Bryan MacKay, a member of Elliot Lake Minor and Major Hockey for 50 years as a teacher and coach recognized as the town’s 2023 Civic Award Recipient, received special recognition during the second television timeout of the second period, two days after Hockey Hall of Famer Bryan Trottier surprised him at his home with a visit from the Stanley Cup. It was a week when students K-12, members of Stone Ridge Golf Course, the Huron Lodge Retirement Home, Elliot Lake Fire Station and a 6-year-old named Elijah Hennessey getting treated for a rare genetic condition were all astonished seeing and touching the NHL trophy.

“Hockeyville, everybody gets attached to it,” MacKay said last week.

Hockeyville and Elliot Lake are forever joined at the hip.

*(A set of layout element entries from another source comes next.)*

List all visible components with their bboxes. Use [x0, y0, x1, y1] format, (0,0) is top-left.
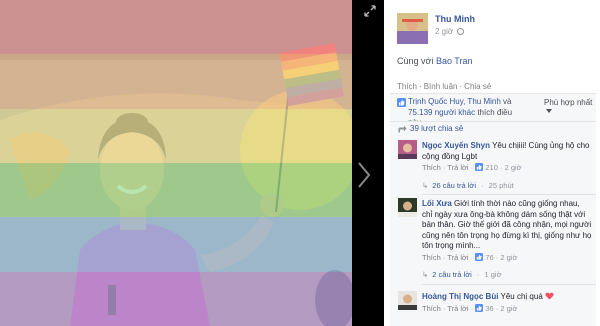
reply-arrow-icon: ↳ [422, 181, 429, 190]
comment-body: Lối Xưa Giới tính thời nào cũng giống nh… [422, 199, 592, 252]
post-photo[interactable] [0, 0, 352, 326]
expand-icon[interactable] [364, 5, 376, 17]
comment-meta: Thích · Trả lời · 36 · 2 giờ [422, 304, 518, 313]
author-avatar[interactable] [397, 13, 428, 44]
comment-meta: Thích · Trả lời · 76 · 2 giờ [422, 253, 518, 262]
comment-reply-button[interactable]: Trả lời [447, 304, 468, 313]
thumbs-up-icon [475, 253, 484, 261]
rainbow-stripe [0, 0, 352, 55]
post-actions: Thích · Bình luận · Chia sẻ [397, 82, 492, 91]
comment-avatar[interactable] [398, 291, 417, 310]
comment-sort-label: Phù hợp nhất [544, 98, 593, 107]
commenter-name-link[interactable]: Hoàng Thị Ngọc Bùi [422, 292, 498, 301]
rainbow-stripe [0, 108, 352, 163]
comment-sort-dropdown[interactable]: Phù hợp nhất [544, 98, 596, 116]
thumbs-up-icon [475, 304, 484, 312]
comment-divider [422, 194, 596, 195]
likers-names-link[interactable]: Trịnh Quốc Huy, Thu Minh [408, 97, 501, 106]
globe-icon [457, 28, 465, 35]
post-author-name[interactable]: Thu Minh [435, 14, 475, 24]
share-button[interactable]: Chia sẻ [464, 82, 491, 91]
view-replies-link[interactable]: ↳ 26 câu trả lời · 25 phút [422, 181, 514, 190]
likes-others-link[interactable]: 75.139 người khác [408, 108, 475, 117]
shares-row: 39 lượt chia sẻ [390, 121, 596, 135]
rainbow-stripe [0, 271, 352, 326]
comment-time: 2 giờ [500, 304, 518, 313]
post-timestamp: 2 giờ [435, 27, 465, 36]
tagged-with-prefix: Cùng với [397, 56, 434, 66]
comment-body: Hoàng Thị Ngọc Bùi Yêu chị quá [422, 292, 592, 303]
tagged-with: Cùng với Bao Tran [397, 56, 472, 66]
view-replies-link[interactable]: ↳ 2 câu trả lời · 1 giờ [422, 270, 502, 279]
caret-down-icon [546, 109, 552, 113]
share-icon [398, 125, 407, 133]
comment-button[interactable]: Bình luận [424, 82, 458, 91]
comment-likes-count[interactable]: 76 [485, 253, 493, 262]
comment-avatar[interactable] [398, 140, 417, 159]
rainbow-stripe [0, 54, 352, 109]
heart-icon [545, 292, 554, 300]
post-sidebar: Thu Minh 2 giờ Cùng với Bao Tran Thích · B… [384, 0, 600, 326]
comment-avatar[interactable] [398, 198, 417, 217]
post-time-text: 2 giờ [435, 27, 454, 36]
comment-meta: Thích · Trả lời · 210 · 2 giờ [422, 163, 522, 172]
replies-count: 2 câu trả lời [432, 270, 472, 279]
shares-count-link[interactable]: 39 lượt chia sẻ [410, 124, 463, 133]
like-button[interactable]: Thích [397, 82, 417, 91]
photo-viewer [0, 0, 384, 326]
comment-like-button[interactable]: Thích [422, 304, 441, 313]
comment-body: Ngọc Xuyến Shyn Yêu chịiii! Cùng ủng hộ … [422, 141, 592, 162]
comment-reply-button[interactable]: Trả lời [447, 163, 468, 172]
next-photo-arrow-icon[interactable] [355, 160, 373, 190]
replies-count: 26 câu trả lời [432, 181, 476, 190]
comment-time: 2 giờ [504, 163, 522, 172]
commenter-name-link[interactable]: Lối Xưa [422, 199, 452, 208]
thumbs-up-icon [397, 98, 406, 107]
rainbow-stripe [0, 217, 352, 272]
replies-time: 1 giờ [484, 270, 502, 279]
comment-likes-count[interactable]: 36 [485, 304, 493, 313]
reply-arrow-icon: ↳ [422, 270, 429, 279]
tagged-person-link[interactable]: Bao Tran [436, 56, 473, 66]
comment-like-button[interactable]: Thích [422, 163, 441, 172]
commenter-name-link[interactable]: Ngọc Xuyến Shyn [422, 141, 490, 150]
comment-reply-button[interactable]: Trả lời [447, 253, 468, 262]
comment-likes-count[interactable]: 210 [485, 163, 498, 172]
comment-text: Yêu chị quá [500, 292, 543, 301]
likes-conjunction: và [503, 97, 512, 106]
replies-time: 25 phút [488, 181, 514, 190]
thumbs-up-icon [475, 163, 484, 171]
comment-like-button[interactable]: Thích [422, 253, 441, 262]
comments-list: Ngọc Xuyến Shyn Yêu chịiii! Cùng ủng hộ … [390, 136, 596, 326]
comment-time: 2 giờ [500, 253, 518, 262]
comment-divider [422, 284, 596, 285]
rainbow-stripe [0, 163, 352, 218]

Centennial Arena is closer to a restoration and the hockey community a rebirth thanks to the grand prize and the Jamie and Jo-Ann Armstrong Centennial Arena Fundraising Challenge that drew a combined total of $952,787.

“Elliot Lake needed a win,” said Jordan Eady, assistant to the fire chief.

The doors of their rink will reopen to cheers and cowbells, maybe for the Vikings’ scheduled game against Kirkland Lake on Oct. 13. People will return and the program will rise again.

Hockeyville was the launching pad.

“We all had our strengths and what our jobs were, and we worked together and got it done,” McKay said.